Sobre los pasos recorridos...
Por Fernando Cely Herrán
Hoy hace una
década, después de 31 años en las aulas, me despedía de la vida pedagógica. Me
resulta difícil comprender que han pasado tantos años. Fueron muchas las horas
frente a ojos inquietos, a sueños escondidos en pizarras y algarabías. Varios
de esos años mis labores iniciaban a las 7 am y las culminaba a las 10 pm pues
asumía tres jornadas de trabajo: mañana, tarde y noche, combinando colegios y
universidades.
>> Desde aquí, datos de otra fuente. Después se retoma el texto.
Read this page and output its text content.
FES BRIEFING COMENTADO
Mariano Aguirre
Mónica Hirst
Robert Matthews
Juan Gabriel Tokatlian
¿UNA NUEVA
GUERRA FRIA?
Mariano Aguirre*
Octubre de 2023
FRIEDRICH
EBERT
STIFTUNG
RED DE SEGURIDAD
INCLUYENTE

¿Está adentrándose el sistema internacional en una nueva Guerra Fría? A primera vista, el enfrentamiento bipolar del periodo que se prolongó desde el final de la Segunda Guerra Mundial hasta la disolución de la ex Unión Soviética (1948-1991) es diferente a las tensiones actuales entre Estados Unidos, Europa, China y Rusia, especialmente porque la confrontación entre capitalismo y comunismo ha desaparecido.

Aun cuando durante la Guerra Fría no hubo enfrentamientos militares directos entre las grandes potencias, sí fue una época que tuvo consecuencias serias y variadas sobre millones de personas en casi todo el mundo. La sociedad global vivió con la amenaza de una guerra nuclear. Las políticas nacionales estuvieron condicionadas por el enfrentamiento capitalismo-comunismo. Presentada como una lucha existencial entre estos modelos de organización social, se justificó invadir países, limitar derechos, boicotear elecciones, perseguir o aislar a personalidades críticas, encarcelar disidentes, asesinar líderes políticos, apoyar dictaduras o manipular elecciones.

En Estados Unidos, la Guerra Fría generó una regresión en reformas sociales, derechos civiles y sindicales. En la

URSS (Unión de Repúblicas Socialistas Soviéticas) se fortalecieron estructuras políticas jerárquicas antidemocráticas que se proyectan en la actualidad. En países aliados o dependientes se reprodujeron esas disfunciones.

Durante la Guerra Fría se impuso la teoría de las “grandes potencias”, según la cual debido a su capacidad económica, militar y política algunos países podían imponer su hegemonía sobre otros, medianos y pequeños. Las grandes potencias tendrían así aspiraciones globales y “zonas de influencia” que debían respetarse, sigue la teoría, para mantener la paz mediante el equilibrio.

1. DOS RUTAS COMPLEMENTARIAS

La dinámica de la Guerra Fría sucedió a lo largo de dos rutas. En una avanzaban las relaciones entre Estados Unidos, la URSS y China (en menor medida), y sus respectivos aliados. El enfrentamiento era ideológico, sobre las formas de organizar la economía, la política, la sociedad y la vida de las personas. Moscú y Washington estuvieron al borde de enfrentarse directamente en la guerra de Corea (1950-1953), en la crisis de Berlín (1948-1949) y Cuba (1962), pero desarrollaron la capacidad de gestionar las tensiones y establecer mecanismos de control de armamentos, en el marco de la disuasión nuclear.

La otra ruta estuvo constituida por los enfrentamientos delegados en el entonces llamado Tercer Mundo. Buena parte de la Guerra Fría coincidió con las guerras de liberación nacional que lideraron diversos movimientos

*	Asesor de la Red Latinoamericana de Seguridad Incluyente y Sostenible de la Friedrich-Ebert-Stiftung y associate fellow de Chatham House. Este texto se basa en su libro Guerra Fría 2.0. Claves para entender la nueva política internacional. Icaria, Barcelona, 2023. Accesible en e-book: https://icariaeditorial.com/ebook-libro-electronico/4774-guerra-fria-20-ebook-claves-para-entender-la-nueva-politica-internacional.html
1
Sin duda, fueron miles de estudiantes los que pasaron por el
universo de mis anhelos para tratar forjar en mentes y corazones un destino
común más favorable para mi país y para el mundo.
No sé cuánto
enseñé, pero sí sé lo que aprendí. Mientras mi cuerpo se deterioraba
prematuramente por suerte de haberme ganado una lotería a la inversa, cada
instante compartido con niños y jóvenes me convirtieron en una especie de mago
que siempre quiso sacar de su sombrero la mejor sorpresa.
Intenté
hacerlo de la mejor manera, pero habría podido otorgar más. De todas maneras,
esos días me permitieron conocer el interior de muchos seres que nutrieron mi
alma y estimularon mi amor por la vida, por las palabras y por la educación. Al
partir, dejé atrás no solamente las tradicionales clases. Generalmente donde
prestaba mis servicios, me vinculaba a la publicación de periódicos, revistas y
libros. También me encantaba organizar y dirigir grupos de teatro y participar
en las actividades culturales donde tuviera la oportunidad de actuar y cantar,
dando paso a mi vocación por esas manifestaciones que disipaban las rutinas y
alejaban los primeros dolores corporales que me acompañan desde entonces.
Después del 15
de diciembre del año 2010, inicié como buen colombiano una lucha que se
prolongó por tres años, para que me reconocieran la pensión: derechos de
petición, tutelas rechazadas, abogados ladronzuelos, negaciones, reconstrucción
de historias laborales mal registradas en el entonces Seguro Social, y toda
clase de talanqueras burocráticas que apuntaban a un suplicio mayor.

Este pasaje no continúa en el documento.